Gogarty shook his head reprovingly. "Not 'sir,' Tom. Save that for the office. Call me Sam." He beamed. "You want to know what it was like here during the war? You can ask the girls. They were here all through. Especially Susan—she was with the Company's branch here, even before I took over. Right, Susan?"
"Right, Sam," she said obediently.
Gogarty nodded. "Not that Rena missed much either, but she was out of town when the Sicilians came over. Weren't you?" he demanded, curiously intent. Rena nodded silently. "Naples sure took a pasting," Gogarty went on. "It was pretty tough for a while. Did you know that the Sicilians actually made a landing right down the coast at Pompeii?"

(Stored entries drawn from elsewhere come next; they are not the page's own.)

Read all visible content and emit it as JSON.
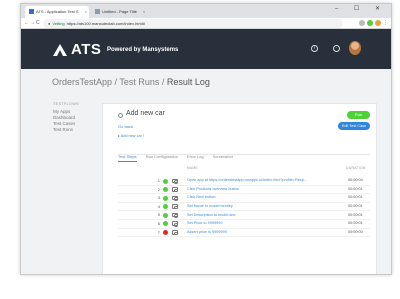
{
  "browser": {
    "tabs": [
      {
        "label": "ATS - Application Test S",
        "close": "×"
      },
      {
        "label": "Untitled - Page Title",
        "close": "×"
      }
    ],
    "window_controls": "–  ☐  ✕",
    "url": {
      "secure_label": "Vetting",
      "path": "https://ats100.mansuteolab.com/index.html#"
    }
  },
  "header": {
    "logo": "ATS",
    "subtitle": "Powered by Mansystems",
    "icons": [
      "info-icon",
      "settings-icon"
    ]
  },
  "page": {
    "title_prefix": "OrdersTestApp / Test Runs / ",
    "title_current": "Result Log"
  },
  "sidebar": {
    "section_label": "TESTFLOWS",
    "items": [
      {
        "label": "My Apps"
      },
      {
        "label": "Dashboard"
      },
      {
        "label": "Test Cases"
      },
      {
        "label": "Test Runs"
      }
    ]
  },
  "testcase": {
    "title": "Add new car",
    "go_back": "Go back",
    "test_run_link": "▸ Add new car /",
    "run_button": "Run",
    "edit_button": "Edit Test Case"
  },
  "tabs": [
    {
      "label": "Test Steps",
      "active": true
    },
    {
      "label": "Run Configuration",
      "active": false
    },
    {
      "label": "Error Log",
      "active": false
    },
    {
      "label": "Screenshot",
      "active": false
    }
  ],
  "table": {
    "headers": {
      "name": "NAME",
      "duration": "DURATION"
    },
    "rows": [
      {
        "num": "1",
        "status": "pass",
        "name": "Open app at https://orderstestapp.mxapps.io/index.html?profile=Resp...",
        "duration": "00:00:04"
      },
      {
        "num": "2",
        "status": "pass",
        "name": "Click Products overview button",
        "duration": "00:00:01"
      },
      {
        "num": "3",
        "status": "pass",
        "name": "Click New button",
        "duration": "00:00:01"
      },
      {
        "num": "4",
        "status": "pass",
        "name": "Set Name to model bentley",
        "duration": "00:00:01"
      },
      {
        "num": "5",
        "status": "pass",
        "name": "Set Description to model abc",
        "duration": "00:00:01"
      },
      {
        "num": "6",
        "status": "pass",
        "name": "Set Price to 9999999",
        "duration": "00:00:01"
      },
      {
        "num": "7",
        "status": "fail",
        "name": "Assert price is 9999999",
        "duration": "00:00:00"
      }
    ]
  },
  "colors": {
    "header_bg": "#27303b",
    "accent": "#3c8dd6",
    "pass": "#4cd137",
    "fail": "#e0262b",
    "run_button": "#4cd137",
    "edit_button": "#2e86de"
  }
}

"I saw the radioactivity," I said.
"That's right. They got clobbered, all right. Soon's the barges were in, the Neapolitans let them have it. But it cost them. The Company only allowed them five A-bombs each, and they had to use two more to knock out Palermo. And—well, they don't like to tell this on themselves, but one of the others was a dud. Probably the only dud A-bomb in history, I guess."
He grinned at Rena. Astonishingly, Rena smiled back.
She was, I thought, a girl of many astonishing moments; I had not thought that she would be amused at Gogarty's heavy-handed needling.
Gogarty went on and on. I was interested enough—I had followed the Naples-Sicily war in the papers and, of course, I'd been briefed at the Home Office before coming over—but the girls seemed to find it pretty dull. By the time Gogarty finished telling me about the Sicilian attempt to trigger Mt. Vesuvius by dropping an A-bomb into its crater, Rena was frankly bored and even Susan was yawning behind her palm.